1 Poverty and class disadvantage
Poverty and class-based inequality influence a young person’s physical and mental health, their educational prospects and their chances of employment. In the UK, as elsewhere, social classes are separated by inequalities of wealth and income. These, in turn, impact on the likelihood of a child or young person becoming a victim or a perpetrator of crime. Poverty is not a passive, background issue but an aggressive one that actively steers children and young people towards personally limiting and socially destructive outcomes.
In the UK in 2017–18:
- an estimated 14.3 million people lived in poverty
- one in every 100 children were homeless at any one time
- £6 billion was cut from social care
- 5.4 million people earned below the living wage (£9.30 per hour in 2019).
In 2014, 15,000 people died because they couldn’t afford to heat their homes (Cooper and Whyte, 2017).
All too often interventions are focused on the children and young people who are poor, rather than focused on the poverty that generates the need for intervention. The children and young people come to be seen as the problem, not the poverty. Although the intentions of such interventions are usually well-meaning and benign, their effect is to generate and reinforce ideas about working class children and young people as objects of policy, unfortunately requiring help and guidance to help them live within their ‘narrow’ means. They are seen as ‘problems’, deficient in various ways, dependent on financial support, a liability to the economy and a potential threat to the stability of society.
The relentless focus on the behaviour and apparent ‘immorality’ of working class children and young people is a constant feature of British history (Pearson, 1983). They are sometimes referred to as ‘the criminal classes’ but the evidence from criminological research is that all occupational groups, all social classes commit crime. Some argue that ‘most serious crimes … can be located in power, not weakness, in privilege not disadvantage, in wealth not poverty’ (Box, 1983, p. 3).

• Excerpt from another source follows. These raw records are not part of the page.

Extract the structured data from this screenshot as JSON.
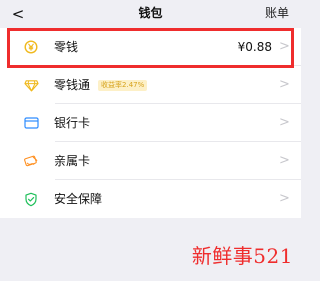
{
  "navbar": {
    "back_icon": "chevron-left-icon",
    "back_glyph": "<",
    "title": "钱包",
    "right_label": "账单"
  },
  "wallet_items": [
    {
      "label": "零钱",
      "value": "¥0.88",
      "icon": "coin-yen-icon",
      "chevron": ">"
    },
    {
      "label": "零钱通",
      "badge": "收益率2.47%",
      "icon": "diamond-icon",
      "chevron": ">"
    },
    {
      "label": "银行卡",
      "icon": "card-icon",
      "chevron": ">"
    },
    {
      "label": "亲属卡",
      "icon": "family-card-icon",
      "chevron": ">"
    },
    {
      "label": "安全保障",
      "icon": "shield-check-icon",
      "chevron": ">"
    }
  ],
  "watermark": {
    "text": "新鲜事521"
  },
  "colors": {
    "highlight_border": "#ef2d2d",
    "gold": "#f0b91d",
    "blue": "#2d8cff",
    "orange": "#ff8f1f",
    "green": "#1fbf5a"
  }
}
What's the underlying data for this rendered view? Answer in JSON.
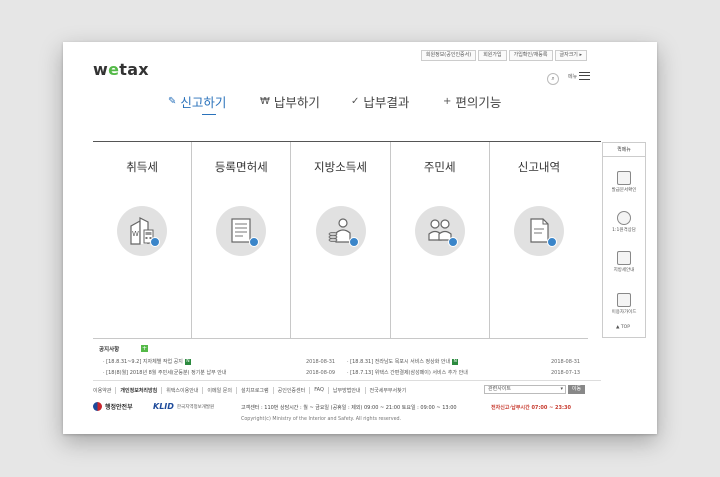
{
  "top_nav": [
    "회원정보(공인인증서)",
    "회원가입",
    "가입확인/재등록",
    "글자크기 ▸"
  ],
  "logo": {
    "pre": "w",
    "o": "e",
    "post": "tax"
  },
  "menu_label": "메뉴",
  "gnb": [
    {
      "label": "신고하기",
      "icon": "✎"
    },
    {
      "label": "납부하기",
      "icon": "₩"
    },
    {
      "label": "납부결과",
      "icon": "✓"
    },
    {
      "label": "편의기능",
      "icon": "+"
    }
  ],
  "tiles": [
    {
      "title": "취득세",
      "icon": "building-calculator-icon"
    },
    {
      "title": "등록면허세",
      "icon": "document-list-icon"
    },
    {
      "title": "지방소득세",
      "icon": "person-coins-icon"
    },
    {
      "title": "주민세",
      "icon": "people-icon"
    },
    {
      "title": "신고내역",
      "icon": "document-history-icon"
    }
  ],
  "quick_menu": {
    "title": "퀵메뉴",
    "items": [
      "발급문서확인",
      "1:1원격상담",
      "지방세안내",
      "이용자가이드"
    ],
    "top": "TOP"
  },
  "notices": {
    "title": "공지사항",
    "plus": "+",
    "left": [
      {
        "text": "· [18.8.31~9.2] 지자체별 작업 공지",
        "badge": "N",
        "date": "2018-08-31"
      },
      {
        "text": "· [18(8)월] 2018년 8월 주민세(균등분) 정기분 납부 안내",
        "badge": "",
        "date": "2018-08-09"
      }
    ],
    "right": [
      {
        "text": "· [18.8.31] 전라남도 목포시 서비스 정상화 안내",
        "badge": "N",
        "date": "2018-08-31"
      },
      {
        "text": "· [18.7.13] 위택스 간편결제(삼성페이) 서비스 추가 안내",
        "badge": "",
        "date": "2018-07-13"
      }
    ]
  },
  "footer_nav": [
    "이용약관",
    "개인정보처리방침",
    "위택스이용안내",
    "이메일 문의",
    "설치프로그램",
    "공인인증센터",
    "FAQ",
    "납부방법안내",
    "전국세무부서찾기"
  ],
  "footer_select": {
    "placeholder": "관련사이트",
    "go": "이동"
  },
  "ministry": "행정안전부",
  "klid": {
    "mark": "KLID",
    "name": "한국지역정보개발원"
  },
  "contact": "고객센터 : 110번   상담시간 : 월 ~ 금요일 (공휴일 : 제외) 09:00 ~ 21:00 토요일 : 09:00 ~ 13:00",
  "hours": "전자신고·납부시간 07:00 ~ 23:30",
  "copyright": "Copyright(c) Ministry of the Interior and Safety. All rights reserved."
}
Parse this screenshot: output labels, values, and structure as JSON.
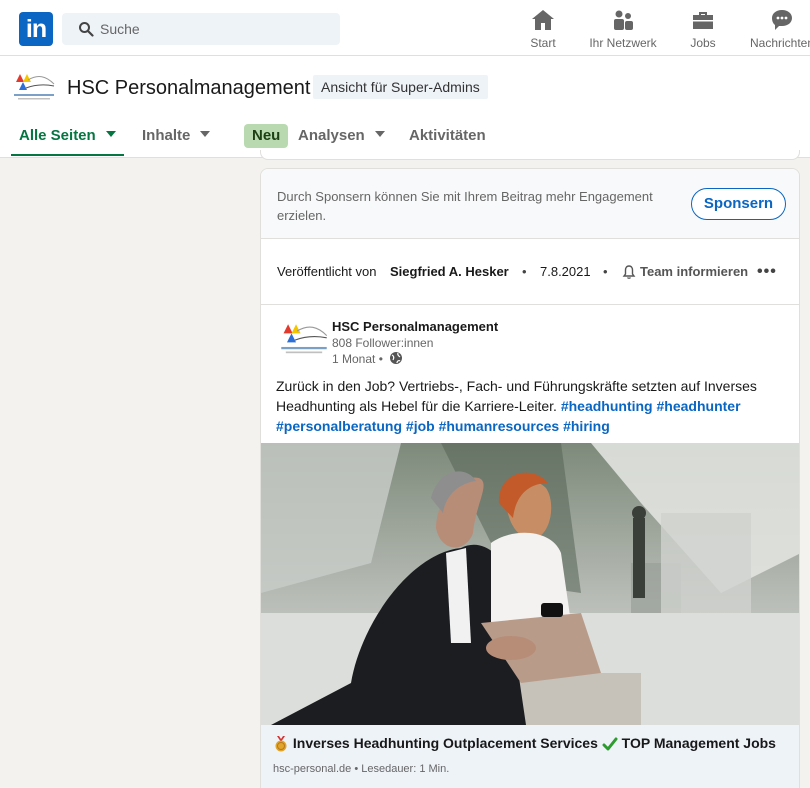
{
  "nav": {
    "logo_text": "in",
    "search_placeholder": "Suche",
    "items": [
      {
        "label": "Start",
        "icon": "home-icon"
      },
      {
        "label": "Ihr Netzwerk",
        "icon": "network-icon"
      },
      {
        "label": "Jobs",
        "icon": "briefcase-icon"
      },
      {
        "label": "Nachrichten",
        "icon": "messaging-icon"
      }
    ]
  },
  "page": {
    "company_name": "HSC Personalmanagement",
    "admin_badge": "Ansicht für Super-Admins",
    "tabs": [
      {
        "label": "Alle Seiten",
        "active": true
      },
      {
        "label": "Inhalte"
      },
      {
        "label": "Analysen"
      },
      {
        "label": "Aktivitäten"
      }
    ],
    "new_badge": "Neu"
  },
  "sponsor": {
    "text": "Durch Sponsern können Sie mit Ihrem Beitrag mehr Engagement erzielen.",
    "button": "Sponsern"
  },
  "publish": {
    "prefix": "Veröffentlicht von",
    "author": "Siegfried A. Hesker",
    "date": "7.8.2021",
    "notify": "Team informieren"
  },
  "post": {
    "author": "HSC Personalmanagement",
    "followers": "808 Follower:innen",
    "time": "1 Monat •",
    "text": "Zurück in den Job? Vertriebs-, Fach- und Führungskräfte setzten auf Inverses Headhunting als Hebel für die Karriere-Leiter.",
    "hashtags": [
      "#headhunting",
      "#headhunter",
      "#personalberatung",
      "#job",
      "#humanresources",
      "#hiring"
    ]
  },
  "preview": {
    "title_a": "Inverses Headhunting Outplacement Services",
    "title_b": "TOP Management Jobs",
    "meta": "hsc-personal.de • Lesedauer: 1 Min."
  },
  "colors": {
    "brand": "#0a66c2",
    "active_tab": "#057642",
    "new_badge_bg": "#b9dab0"
  }
}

Children, because they are young and relatively powerless, often bear the brunt of the effects of poverty. Growing up poor means you are more likely to suffer debilitating health conditions. Low birth weight, developmental delay, obesity, mental health difficulties, physical injury, teenage pregnancy, acute respiratory infection, and poor linear growth are pervasive, cumulative in effect and life limiting in outcome. A study by the Youth Justice Trust discovered that 90 per cent of the Youth Offending Team case files on young people in their survey had ‘significant experience of loss or bereavement, or the onset of mental illness or physical disability for a parent’ (YJT, 2003). Since then there has been slowly increasing recognition that young people’s experiences of grief, trauma, loss and distress need to be more widely acknowledged. The next two activities offer you an insight into this.
Activity 1 Adverse childhood experiences (ACEs)
Watch the following video which was developed to raise awareness of adverse childhood experiences (ACEs) and their potential to propel children into criminal justice systems.
Transcript: Video 1
TEXT ON SCREEN
This is one person’s story of how adverse childhood experiences affected their life.
TEXT ON SCREEN
Adverse Childhood Experiences are traumatic events that can have negative, lasting effects on health and behaviour.
ACEs including being physically, emotionally or sexually abused as a child and growing up in a house with domestic violence, mental illness, alcohol and drug abuse or criminal problems.
TEXT ON SCREEN
Children who have abusive or otherwise stress-filled childhoods are more likely to develop heart disease, diabetes, cancer and other health and social problems throughout their adult life.
How I coped with ACEs as a teenager.
Discussion
The video draws from a wide body of evidence about children’s health and wellbeing. It takes a life-course perspective favoured by health professionals and neatly contrasts the possibilities and consequences of different interventions.
The next activity provides some further insights into how the trauma-informed approach is taking shape in youth justice.
Activity 2 Trauma-informed youth justice
Read the ‘In Brief’ (first two-pages) of the guide to trauma-informed practice in youth justice produced for practitioners by the Youth Justice Board.
Summary of trauma-informed youth justice [Tip: hold Ctrl and click a link to open it in a new tab. (Hide tip)]
When you’ve finished, make a note of two things you feel you’ve learned from reading the summary.
Discussion
One of the strongest messages to come over in the briefing is that trauma is cumulative and compounding. The more trauma there is, and the longer it is endured, the worse the outcomes are likely to be.
You might have noted the two possible aspects of the way the effects of trauma can manifest: internal and external. The development of Enhanced Case Management (ECM) is an approach that has been adopted in youth offending teams in Wales because it facilitates a comprehensive multi-agency response to the complexities of trauma.